The FDA's approval of Sandoz's Omnitrope human growth hormone opens the door for what some are calling a new wave of generic biotech products. Omnitrope—a generic version of Pfizer's Genotropin—is the first "follow-on" biotech drug to earn approval by the FDA. Sources indicate that more products like these will come under consideration by the agency soon.

With more than $10 billion worth of biotech products in line to lose patent protection over the next 5 years, officials at the Generic Pharmaceutical Association (GPhA) called the FDA's approval of Omnitrope "a significant first step in bringing more affordable biopharmaceuticals to the US marketplace."

GPhA President and CEO Kathleen Jaeger noted that, while the United States has been debating the manufacture of generic biopharmaceuticals, patients in other countries are already enjoying access to more affordable generic biopharmaceutical products.
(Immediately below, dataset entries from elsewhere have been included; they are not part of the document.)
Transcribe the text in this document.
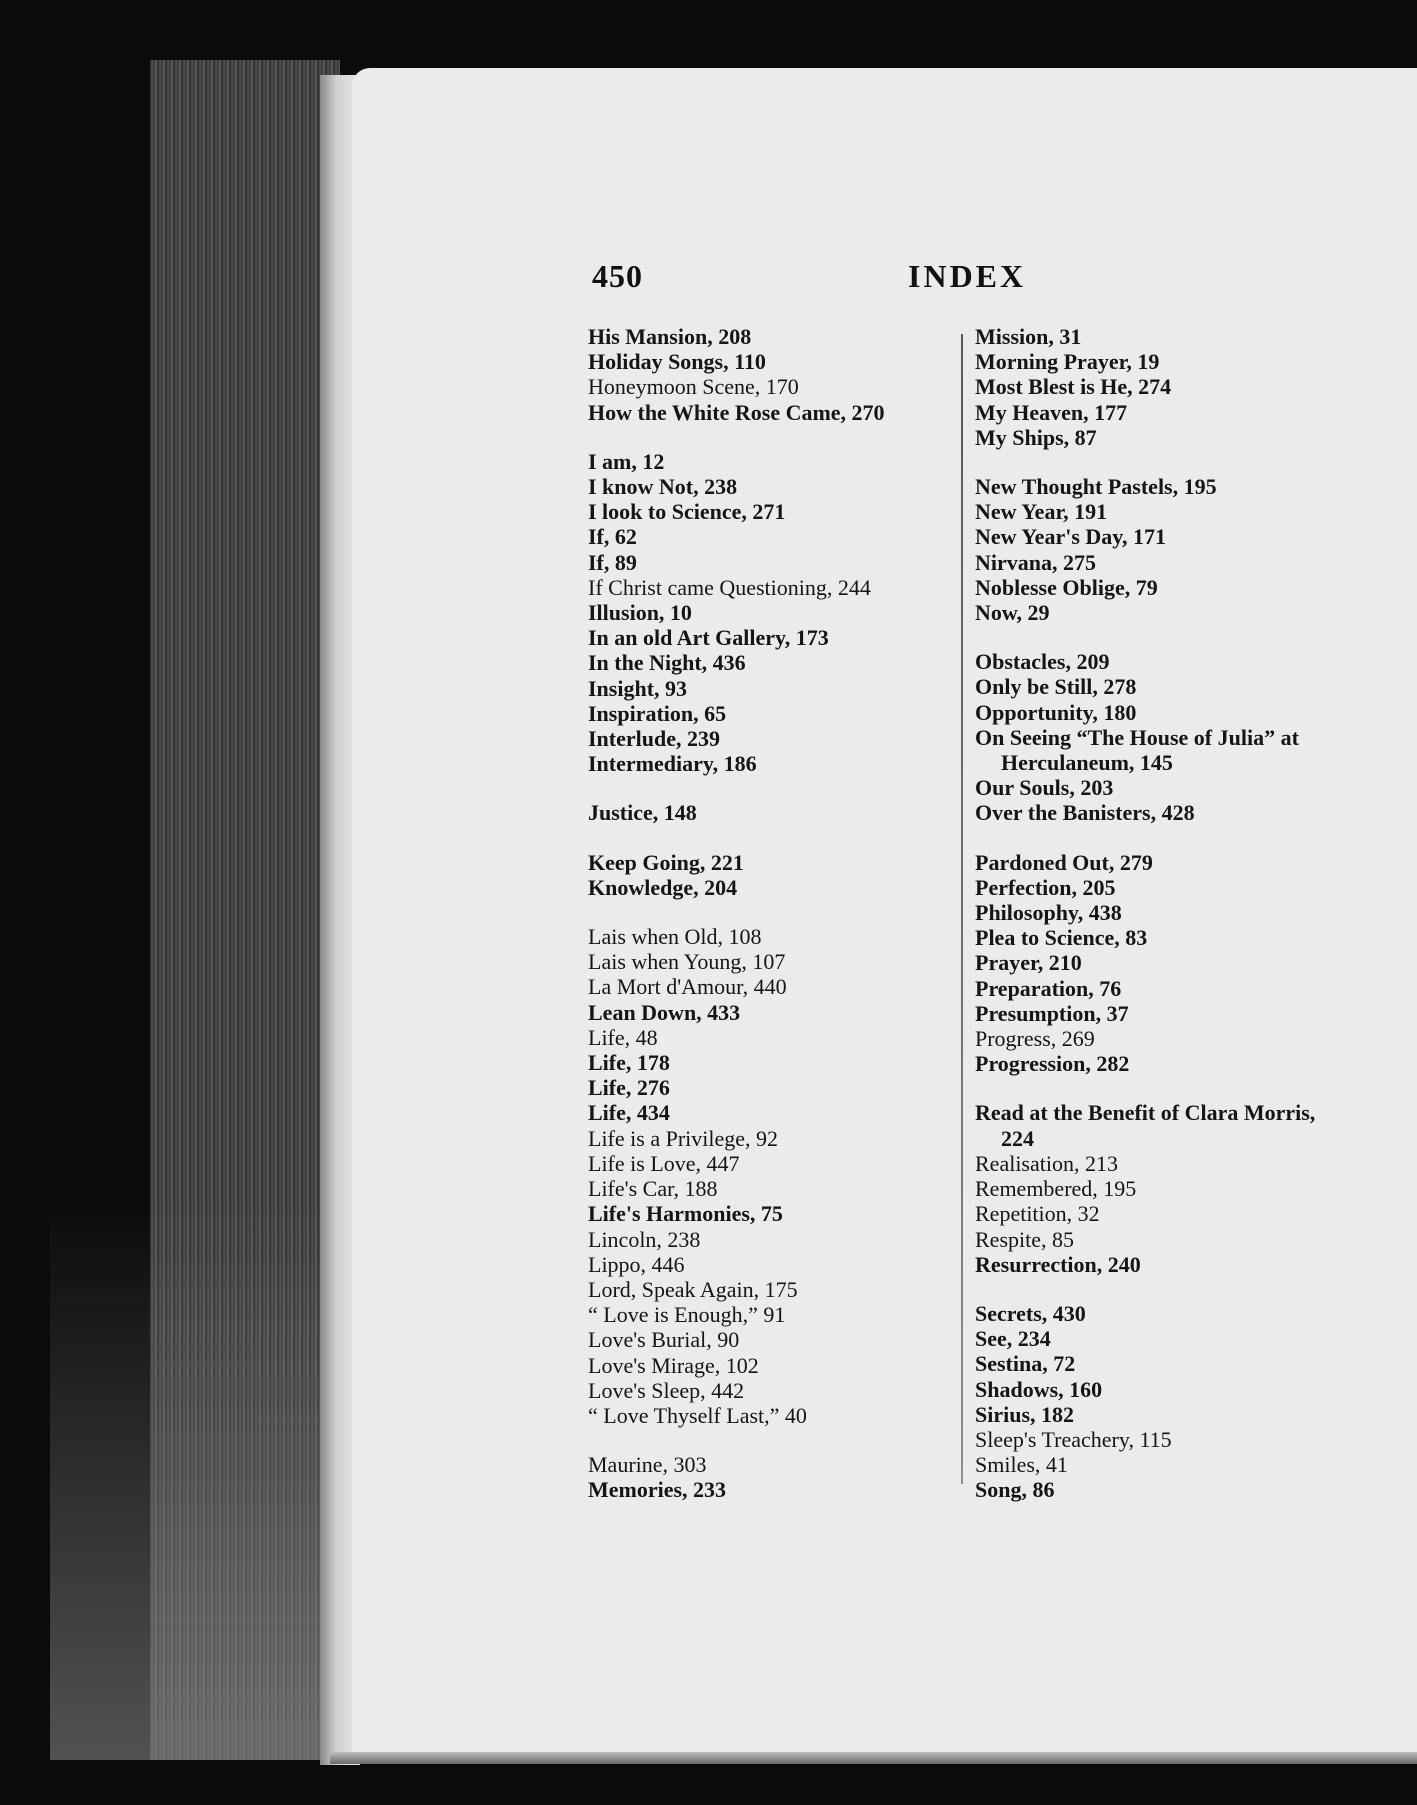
450	INDEX
His Mansion, 208
Holiday Songs, 110
Honeymoon Scene, 170
How the White Rose Came, 270
I am, 12
I know Not, 238
I look to Science, 271
If, 62
If, 89
If Christ came Questioning, 244
Illusion, 10
In an old Art Gallery, 173
In the Night, 436
Insight, 93
Inspiration, 65
Interlude, 239
Intermediary, 186
Justice, 148
Keep Going, 221
Knowledge, 204
Lais when Old, 108
Lais when Young, 107
La Mort d'Amour, 440
Lean Down, 433
Life, 48
Life, 178
Life, 276
Life, 434
Life is a Privilege, 92
Life is Love, 447
Life's Car, 188
Life's Harmonies, 75
Lincoln, 238
Lippo, 446
Lord, Speak Again, 175
“ Love is Enough,” 91
Love's Burial, 90
Love's Mirage, 102
Love's Sleep, 442
“ Love Thyself Last,” 40
Maurine, 303
Memories, 233
Mission, 31
Morning Prayer, 19
Most Blest is He, 274
My Heaven, 177
My Ships, 87
New Thought Pastels, 195
New Year, 191
New Year's Day, 171
Nirvana, 275
Noblesse Oblige, 79
Now, 29
Obstacles, 209
Only be Still, 278
Opportunity, 180
On Seeing “The House of Julia” at Herculaneum, 145
Our Souls, 203
Over the Banisters, 428
Pardoned Out, 279
Perfection, 205
Philosophy, 438
Plea to Science, 83
Prayer, 210
Preparation, 76
Presumption, 37
Progress, 269
Progression, 282
Read at the Benefit of Clara Morris, 224
Realisation, 213
Remembered, 195
Repetition, 32
Respite, 85
Resurrection, 240
Secrets, 430
See, 234
Sestina, 72
Shadows, 160
Sirius, 182
Sleep's Treachery, 115
Smiles, 41
Song, 86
FDA's Omnitrope decision "brings our nation one step closer to the day when generic versions of expensive biopharmaceuticals will be readily available?to help dramatically lower America's health care costs," she said.

Although Jaeger said that GPhA officials believe that the FDA already has sufficient legal authority to approve safe and effective generic biopharmaceuticals, she added that her group will continue to press for new federal legislation to codify the FDA's authority to approve generic biotech products.